U.S. rethinks giving excess military gear to police
WASHINGTON - After a decade of sending military equipment to civilian police departments across the country, federal officials are reconsidering the idea in light of the violence in Ferguson, Missouri.
The public has absorbed images of heavily armed police, snipers trained on protesters and tear gas plumes. Against that backdrop, Attorney General Eric Holder said that when police and citizens need to restore calm, "I am deeply concerned that the deployment of military equipment and vehicles sends a conflicting message."
Sen. Claire McCaskill, D-Mo., said police responses like that in Ferguson have "become the problem instead of the solution." Rep. Hank Johnson, D-Ga., said he will introduce legislation to curb the trend of police militarization.
Sen. Carl Levin, D-Mich., chairman of the Senate Armed Services Committee, said his committee will review the program to determine if the Defense Department's surplus equipment is being used as intended.

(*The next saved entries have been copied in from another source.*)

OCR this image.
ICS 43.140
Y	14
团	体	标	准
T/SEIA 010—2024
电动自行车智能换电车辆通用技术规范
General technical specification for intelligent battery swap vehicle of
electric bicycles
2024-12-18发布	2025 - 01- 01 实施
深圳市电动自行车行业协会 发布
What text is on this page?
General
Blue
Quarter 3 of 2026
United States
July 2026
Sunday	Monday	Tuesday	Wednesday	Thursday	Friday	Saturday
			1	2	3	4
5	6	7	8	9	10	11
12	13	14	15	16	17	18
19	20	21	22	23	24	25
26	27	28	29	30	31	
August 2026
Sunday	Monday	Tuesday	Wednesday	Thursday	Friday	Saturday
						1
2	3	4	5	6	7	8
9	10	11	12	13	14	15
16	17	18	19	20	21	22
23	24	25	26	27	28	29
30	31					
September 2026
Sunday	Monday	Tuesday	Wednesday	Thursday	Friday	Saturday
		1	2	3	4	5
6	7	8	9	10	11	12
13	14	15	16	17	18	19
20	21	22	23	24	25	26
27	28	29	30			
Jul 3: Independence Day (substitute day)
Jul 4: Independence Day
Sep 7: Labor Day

One night after the violence that accompanied the presence of military-style equipment in Ferguson, tensions eased when a police captain, unprotected and shaking hands, walked through a crowd in a gesture of reconciliation. The contrast added to the perception that the tanks and tear gas had done more harm than good.
As the country concludes its longest wartime period, the military has turned over thousands of surplus weapons and armored trucks to local police who often trained alongside the military.
A report by the American Civil Liberties Union in June said police agencies had become "excessively militarized," with officers using training and equipment designed for the battlefield on city streets. The report found the amount of goods transferred through the military surplus program rose in value from $1 million in 1990 to nearly $450 million in 2013.
"Every police force of any size in this country has access to those kinds of weapons now," said David Harris, a police expert at the University of Pittsburgh law school. "It makes it more likely to be used (and) is an escalation all by itself."
In Louisiana, masked police in full body armor carrying AR-15 assault rifles raided a nightclub without a warrant, looking not for terrorists but underage drinkers and fire-code violations. Officers in California train using the same counterinsurgency tactics as those used in Afghanistan.
"They're not coming in like we're innocent until proven guilty," said Quinn Eaker. SWAT teams last August raided his organic farm and community, the Garden of Eden, in Arlington, Texas. "They're coming in like: 'We're gonna kill you if you move a finger.'"
Police found no drugs or weapons and filed no charges after their search, which authorities said followed standard procedure.
In 1990, Congress authorized the Pentagon to give surplus equipment to police to help fight drugs, which then gave way to the fight against terrorism. Though violent crime nationwide is at its lowest level in generations and wars in Iraq and Afghanistan have largely concluded, the military transfers have increased.
Police say the equipment, which includes free body armor, night vision goggles and scopes, keeps officers safe and prepares them for the worst case.
"A lot evolved from the military, no question," said Los Angeles County Sheriff's Chief Bill McSweeney, who heads the detective division. "Is it smart for them to use that stuff and perhaps look like soldiers from Iraq going into a place? Is that smart or over the top? I'd say generally that's smart. Now, if you use that every time a guy is writing bad checks, that's getting rather extreme."
The U.S. has provided 610 mine-resistant armored trucks, known as MRAPs, across the country, nearly all since August 2013, including at least nine in Los Angeles County, according to Michelle McCaskill, a spokeswoman for the Defense Logistics Agency.
In rural western Maine, the Oxford County Sheriff's Office asked for an MRAP. Cpl. George Cayer wrote in his request that Maine's western foothills face a "previously unimaginable threat from terrorist activities."
In Orange County, Florida, masked officers in tactical gear helped state inspectors raid barber shops in 2010 to find people cutting hair without a license. Using a mini battering ram and pry bar at times, police arrested dozens of people. Officials said they found illegal items such as drugs and a weapon.
McSweeney said it's hard to argue that police shouldn't use the best equipment available.
"It's tempting to say, 'Shouldn't we wear these things? Shouldn't we approach this as if we could get shot?'" he said. "How do you say no to that question?"
Nick Gragnani, executive director of the St. Louis Area Regional Response System, said such supplies have proved essential in hurricane relief efforts and other disaster responses.
"The shame of it will be ... if somebody does a brushstroke and takes out all the funding and then we can no longer be prepared for that big incident," he said.
The LAPD's deputy chief, Michael Downing, who heads the department's counterterrorism and special operations bureau, said officers are dealing with "an adversary who is more sophisticated, more tactically trained."
Downing emphasized that though police might train with soldiers, they're not warriors with a mission to kill but public servants with no "enemies."
"In police work there are times we have to become soldiers and control through force and fear," Downing said. "But we have to come back to being a public servant as quick as we can to establish that normality and that ethical stature with communities, because they're the ones who give us the authority to do our police work."